Rates of reaction are dependent on the frequency of collisions, which is in turn dependent on the concentration of reactants, and we model this mathematically with a rate equation (aka rate law): R = kAαBβ where α and β, the reaction orders with respect to A and B, are basically sensitivity factors to changes in concentration. The higher the order, the more sensitive that reaction is to changes in that reactant. The overall order is just the sum of the exponents, which are usually integers [like 1 or 2] or some simple fraction [like 3/2 or 1/4]. Incidentally, it will be through k itself that dependence on temperature and catalysis will appear, in the familiar, but empirical, Arrhenius equation.

Finding the rate law for a given reaction is the holy grail... once we have obtained it, we can in principle know the concentration of all reactants and products at any time afterwards (do you see the similarity to certain transport properties like, say, diffusion?). We discussed four methods of obtaining rate orders (and, hence, the general form of the rate law):

  1. isolation method
  2. method of initial rates
  3. ntegrated rate laws, and
  4. method of half-lives

When obtaining the integrated rate laws for 1st, 2nd and, finally, nth order, we discovered that the half-life is concentration dependent for all orders except for n=1. It is this concentration dependence that allows us to manipulate half-life experiments to give us information about the order of reaction, one of the most accurate methods currently at our disposal.

Another important goal in kinetics is the elucidation of the underlying mechanism for a given reaction, in which we conjecture a series of individual collisonal events [with molecularity 3 or less] that adds up to the overall stoichiometric reaction. It is only within these elementary step processes that we can correlate molecularity to reaction order (since, again, these represent actual collisions, not just stoichiometric bookkeeping).

Nearly all complex mechanisms are constructed from the following three elementary fragments:

branching/parallel: C ← A → B
sequential/consecutive: A → B → C
reversible/opposing: A ↔ B

In a multistep mechanism, all species are changing with time and it is the goal of pchem to know their functional forms, if possible [we will see shortly that this is easier said than done, since many mechanisms become mathematically intractable with just a few fragments].

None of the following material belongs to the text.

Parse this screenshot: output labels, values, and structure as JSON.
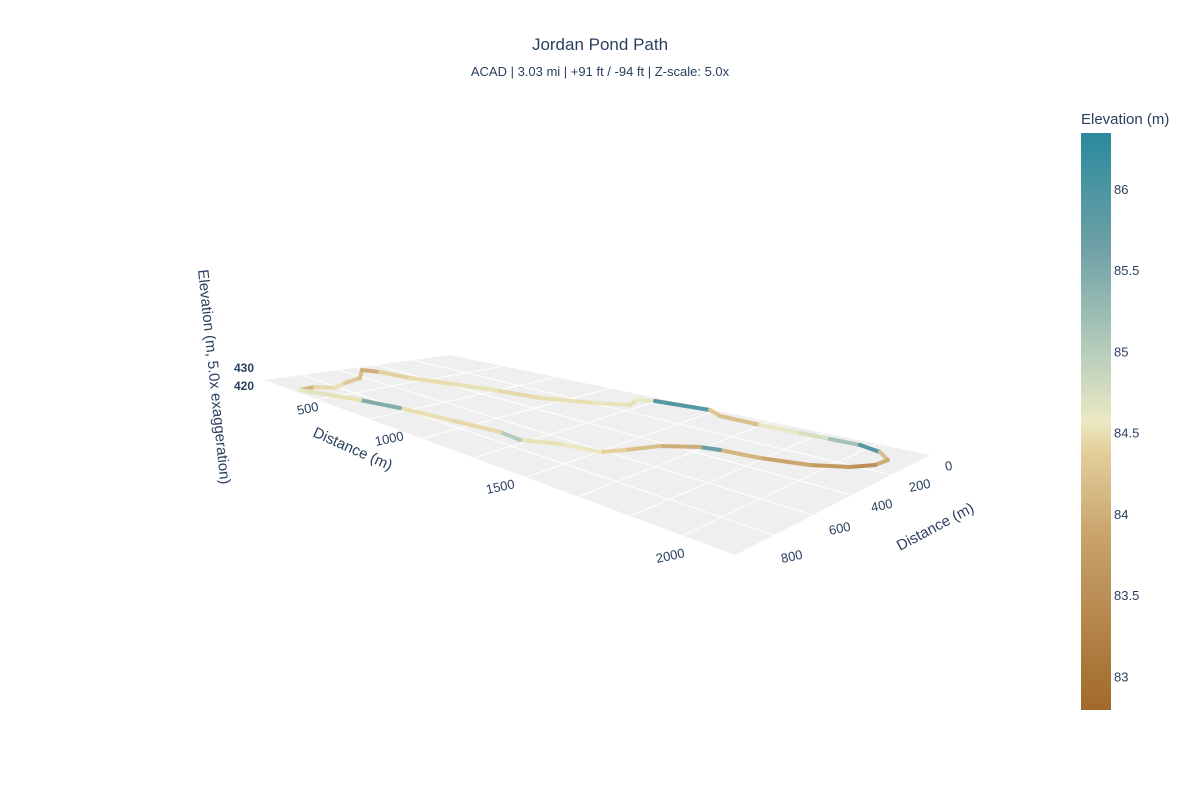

For any mechanism, however, we can readilty write down the differential equations that could, in principle, be solved [analytically, numerically or graphically]. For instance, for the branching process above, we have three entities changing with time so we have three equations:

  1. dA/dt = -k1A - k2A
  2. dB/dt = k1A
  3. dC/dt = k2A
For the consecutive reaction mechanism, we get a different set of three:
  1. dA/dt = -k1A
  2. dB/dt = k1A - k2B
  3. dC/dt = k2B
In our next lecture, we will look at exact solutions to these two sets of coupled differential equations as well as reversible reactions [which will take us back to, of all places, equilibrium].